Na última quinta-feira (07.10.2021), o presidente Jair Bolsonaro informou que há risco de desabastecimento de fertilizantes em 2022, em virtude de uma crise energética enfrentada pela China. Isto pode gerar sérios impactos à agricultura brasileira, com prováveis reflexos no preço dos alimentos. No entanto, é sabido que o Brasil tem vocação para a geração de biomassas e, de acordo com a Associação para Nacional para a Difusão de Adubos (ANDA), são gerados cerca de 3 trilhões de toneladas de esterco nas diferentes modalidades da pecuária (bovina, suína e avícola).

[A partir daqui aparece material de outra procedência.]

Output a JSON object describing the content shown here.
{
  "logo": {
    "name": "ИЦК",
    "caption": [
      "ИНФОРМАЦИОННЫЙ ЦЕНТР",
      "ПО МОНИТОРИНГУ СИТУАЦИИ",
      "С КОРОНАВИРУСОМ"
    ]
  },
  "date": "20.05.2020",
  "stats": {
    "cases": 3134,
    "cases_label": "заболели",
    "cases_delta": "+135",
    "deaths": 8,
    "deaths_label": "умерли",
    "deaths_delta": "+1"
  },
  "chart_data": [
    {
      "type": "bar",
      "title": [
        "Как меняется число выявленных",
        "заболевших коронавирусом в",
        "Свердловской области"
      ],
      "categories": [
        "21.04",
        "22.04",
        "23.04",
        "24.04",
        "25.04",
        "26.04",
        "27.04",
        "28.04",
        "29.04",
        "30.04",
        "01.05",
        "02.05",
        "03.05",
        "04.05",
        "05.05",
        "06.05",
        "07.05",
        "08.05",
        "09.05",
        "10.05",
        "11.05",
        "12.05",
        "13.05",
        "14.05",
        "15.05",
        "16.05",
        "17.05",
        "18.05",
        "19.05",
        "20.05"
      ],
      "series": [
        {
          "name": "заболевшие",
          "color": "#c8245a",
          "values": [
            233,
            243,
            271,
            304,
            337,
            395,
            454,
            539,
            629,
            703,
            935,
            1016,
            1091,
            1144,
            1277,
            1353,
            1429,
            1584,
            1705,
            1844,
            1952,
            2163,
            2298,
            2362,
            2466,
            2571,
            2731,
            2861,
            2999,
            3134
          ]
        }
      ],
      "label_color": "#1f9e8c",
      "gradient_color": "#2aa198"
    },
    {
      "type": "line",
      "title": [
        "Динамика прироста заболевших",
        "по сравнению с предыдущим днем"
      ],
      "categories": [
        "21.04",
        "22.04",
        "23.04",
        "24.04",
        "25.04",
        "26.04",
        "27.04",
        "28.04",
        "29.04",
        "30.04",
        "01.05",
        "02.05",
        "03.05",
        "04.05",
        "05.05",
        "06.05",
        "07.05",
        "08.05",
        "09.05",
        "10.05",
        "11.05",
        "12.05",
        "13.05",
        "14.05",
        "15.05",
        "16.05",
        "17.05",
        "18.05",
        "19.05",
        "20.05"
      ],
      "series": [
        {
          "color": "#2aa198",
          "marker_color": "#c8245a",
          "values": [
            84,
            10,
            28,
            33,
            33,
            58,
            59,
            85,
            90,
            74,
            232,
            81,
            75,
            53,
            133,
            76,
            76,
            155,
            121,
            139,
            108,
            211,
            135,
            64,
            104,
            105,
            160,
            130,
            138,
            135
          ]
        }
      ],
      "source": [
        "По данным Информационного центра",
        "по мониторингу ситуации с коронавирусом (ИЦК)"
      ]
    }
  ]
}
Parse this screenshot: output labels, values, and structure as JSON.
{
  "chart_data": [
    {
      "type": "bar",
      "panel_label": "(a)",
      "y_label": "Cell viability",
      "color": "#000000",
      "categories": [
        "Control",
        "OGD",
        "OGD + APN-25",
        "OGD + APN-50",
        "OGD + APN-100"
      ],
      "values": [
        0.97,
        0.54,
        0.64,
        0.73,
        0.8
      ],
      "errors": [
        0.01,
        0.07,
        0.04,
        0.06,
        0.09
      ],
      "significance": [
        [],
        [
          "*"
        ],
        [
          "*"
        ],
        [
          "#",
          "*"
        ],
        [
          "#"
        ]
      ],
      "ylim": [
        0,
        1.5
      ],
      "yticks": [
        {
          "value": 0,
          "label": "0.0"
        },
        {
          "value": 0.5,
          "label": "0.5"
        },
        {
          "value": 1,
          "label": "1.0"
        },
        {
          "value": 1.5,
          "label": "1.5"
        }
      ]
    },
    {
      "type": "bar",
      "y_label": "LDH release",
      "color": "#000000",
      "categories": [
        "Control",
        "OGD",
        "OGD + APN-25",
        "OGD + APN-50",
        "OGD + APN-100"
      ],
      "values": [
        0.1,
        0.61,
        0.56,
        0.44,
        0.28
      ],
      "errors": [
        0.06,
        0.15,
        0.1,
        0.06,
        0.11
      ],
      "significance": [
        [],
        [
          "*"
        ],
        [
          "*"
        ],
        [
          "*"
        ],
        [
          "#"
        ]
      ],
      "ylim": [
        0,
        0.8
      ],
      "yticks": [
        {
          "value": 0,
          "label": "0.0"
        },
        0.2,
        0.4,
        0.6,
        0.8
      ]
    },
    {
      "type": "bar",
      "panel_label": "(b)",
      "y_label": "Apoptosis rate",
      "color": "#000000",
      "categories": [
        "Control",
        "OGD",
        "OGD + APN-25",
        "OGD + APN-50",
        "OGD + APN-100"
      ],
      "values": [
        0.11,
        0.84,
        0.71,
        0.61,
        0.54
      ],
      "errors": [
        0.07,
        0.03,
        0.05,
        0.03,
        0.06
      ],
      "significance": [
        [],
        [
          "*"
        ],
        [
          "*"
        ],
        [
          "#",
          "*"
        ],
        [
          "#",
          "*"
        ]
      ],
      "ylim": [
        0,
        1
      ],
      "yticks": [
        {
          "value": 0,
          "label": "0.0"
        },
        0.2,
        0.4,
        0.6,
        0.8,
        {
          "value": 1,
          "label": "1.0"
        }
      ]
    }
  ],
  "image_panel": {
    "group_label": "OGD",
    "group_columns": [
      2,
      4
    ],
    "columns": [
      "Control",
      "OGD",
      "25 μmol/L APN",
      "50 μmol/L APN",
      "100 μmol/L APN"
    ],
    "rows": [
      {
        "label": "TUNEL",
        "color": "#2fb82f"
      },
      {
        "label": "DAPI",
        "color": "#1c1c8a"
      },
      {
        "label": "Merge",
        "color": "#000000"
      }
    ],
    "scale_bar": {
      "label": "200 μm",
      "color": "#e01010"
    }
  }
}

Soma-se a este montante outras centenas de milhões de toneladas geradas pela agricultura da cana-de-açúcar (palha, bagaço e vinhaça), arroz, milho, algodão, soja, resíduos urbanos e industriais... Em geral, essas biomassas têm sido encaradas como um problema a ser resolvido e não uma oportunidade a ser explorada e que, graças a biotecnologia, podem ser utilizadas para a produção de insumos químicos, energia e adubos. O agronegócio ainda não encarou suas biomassas residuais como fontes de solução de problemas e geração de receitas. Afinal, em tempos de bioeconomia, qualquer resíduo é moeda valiosa e, em momentos de crise, estas poderão representar um ambiente fértil de novas oportunidades. Enquanto as grandes empresas subestimam suas biomassas, startups encontraram no mercado de gardens e hortas urbanas nichos dispostos a pagar caro pelo kilograma do adubo orgânico. Empresas como “Bosta em Lata”, “Vitamina Terrestre”, “Dimy” e outras... estão no foco de investidores que reconhecem o potencial econômico que os produtos/insumos orgânicos apresentam. Para o grande agronegócio, as quantidades talvez não sejam o suficiente para atender toda demanda, mas, certamente, a provável crise de desabastecimento pode ser suavizada com o devido uso das biomassas residuais para adubação do campo.